High Precision Compensation of Plasma-Coupling Interferences for Quench Detection in the TF System of EAST

The variation of plasma current in superconducting tokamak discharge produces coupling interferences to the quench detection signal, which directly influences some critical issues, such as the reliability of quench detection and the security of superconducting magnets. The previous studies have found that the plasma-coupling inductance is time-varying owing to different plasma parameters, and the conventional decoupling compensation methods cannot effectively suppress the plasma-coupling interferences. This paper investigates the interference mechanism and suppression strategy of plasma on Toroidal Field (TF) magnet quench detection signal in the Experimental Advanced Superconducting Tokamak (EAST).
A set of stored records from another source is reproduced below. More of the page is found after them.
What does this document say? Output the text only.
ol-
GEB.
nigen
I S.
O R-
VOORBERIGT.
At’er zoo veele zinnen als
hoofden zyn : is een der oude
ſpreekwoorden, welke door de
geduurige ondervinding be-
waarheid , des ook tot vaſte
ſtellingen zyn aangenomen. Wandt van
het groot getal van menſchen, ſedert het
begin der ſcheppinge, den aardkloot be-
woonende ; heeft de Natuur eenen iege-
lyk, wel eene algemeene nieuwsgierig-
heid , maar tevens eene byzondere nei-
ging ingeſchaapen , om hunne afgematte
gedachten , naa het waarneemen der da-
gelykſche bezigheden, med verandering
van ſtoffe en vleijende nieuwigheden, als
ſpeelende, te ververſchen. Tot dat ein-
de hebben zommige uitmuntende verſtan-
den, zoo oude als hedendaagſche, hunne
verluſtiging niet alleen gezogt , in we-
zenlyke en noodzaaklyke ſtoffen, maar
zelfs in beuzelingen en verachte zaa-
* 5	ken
Based on the feedback of TF current, plasma current and poloidal beta ( beta p ), the inversion model of dynamic compensation coefficient is established to break the limitations of fixed coefficient on the compensation effectiveness, and achieve higher compensation precision of the plasma-coupling interferences. The experimental results indicate that the high precision compensation can not only suppress the residual interferences within 10 mV to further improve the Signal -to -Noise Ratio (SNR) and reliability of EAST TF quench detection, but also provide robust assurance for the secure and stable operation of future superconducting fusion reactors.